Se pendurou medalhas no peito por méritos, também colecionou acusações contra si. Em 1839, durante a ocupação de Laguna, teria ordenado castigar o povoado de Imaruí e liberado o saque, o que resultou em abusos contra civis. Em 1844, teria orquestrado o massacre dos lanceiros negros farroupilhas, na batalha do Cerro dos Porongos. Ninguém duvidaria da bravura de Canabarro. Nem todos aprovariam sua conduta sem ressalvas.

Baú farrapo
A paisagem da Estância São Gregório quase não mudou nos últimos 150 anos. É possível avistar movimentos furtivos dos guaraxains, também chamados de zorro, nas matas ou sobre os mangueirões de pedras. Arredios, logo tornam a desaparecer.

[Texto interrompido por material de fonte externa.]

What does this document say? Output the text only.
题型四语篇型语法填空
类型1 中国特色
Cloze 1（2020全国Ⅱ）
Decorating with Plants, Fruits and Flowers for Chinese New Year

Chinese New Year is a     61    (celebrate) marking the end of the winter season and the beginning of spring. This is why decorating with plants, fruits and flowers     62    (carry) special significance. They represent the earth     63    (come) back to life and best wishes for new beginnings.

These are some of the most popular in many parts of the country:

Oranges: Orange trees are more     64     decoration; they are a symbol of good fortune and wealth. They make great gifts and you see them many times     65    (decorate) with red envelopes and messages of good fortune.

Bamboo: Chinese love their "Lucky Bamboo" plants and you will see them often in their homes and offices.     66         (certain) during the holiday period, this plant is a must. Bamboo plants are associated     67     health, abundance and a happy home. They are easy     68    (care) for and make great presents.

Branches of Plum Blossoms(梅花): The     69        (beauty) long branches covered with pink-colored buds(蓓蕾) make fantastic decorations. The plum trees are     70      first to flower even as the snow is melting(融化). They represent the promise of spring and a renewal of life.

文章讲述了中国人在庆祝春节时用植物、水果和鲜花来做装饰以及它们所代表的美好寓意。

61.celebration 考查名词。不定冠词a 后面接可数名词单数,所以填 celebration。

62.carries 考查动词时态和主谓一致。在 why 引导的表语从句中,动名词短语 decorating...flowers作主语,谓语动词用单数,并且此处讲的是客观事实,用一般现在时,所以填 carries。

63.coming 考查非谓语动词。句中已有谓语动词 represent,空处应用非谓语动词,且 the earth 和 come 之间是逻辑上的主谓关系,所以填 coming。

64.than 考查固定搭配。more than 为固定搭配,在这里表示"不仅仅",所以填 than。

No livro David Canabarro, de Tenente a General, o pesquisador Ivo Caggiani, de Santana do Livramento, informa que o líder farrapo teve o seu batismo de fogo com apenas 15 anos, em 1811, ao servir nas tropas de Dom Diogo de Souza que penetraram no Uruguai, sendo promovido a cabo ainda adolescente.
Canabarro era militar por vocação. Lutou nas campanhas contras os espanhóis em 1811, 1812, 1825, 1827, quando chegou a tenente. Depois na Revolução Farroupilha. E não parou mais: combateu contra o ditador argentino Juan Manuel de Rosas (1851-52), comandando a Divisão Ligeira, e na Guerra do Paraguai.
O médico veterinário Guilherme Alves Pinto, 66 anos, descendente do general, informa que a família Canabarro se multiplicou. Hoje, os rebentos exercem as mais variadas profissões, inclusive seguindo a produção rural.
David José Martins tornou-se fazendeiro em 1834, ao comprar a Estância da Alegria, em Livramento, em sociedade com o tio Antônio Ferreira Canabarro. Doze anos depois, a dupla adquiriu a Estância São Gregório, na mesma região. Hoje, o guardião do local é Juca.
Foi estúpida a causa da morte de Canabarro. Em março de 1867, ao lidar com o gado no curral, sofreu uma lesão no pé. Não era grave, a princípio, mas uma infecção o matou dias depois, apesar do socorro de médicos que se deslocaram até a estância.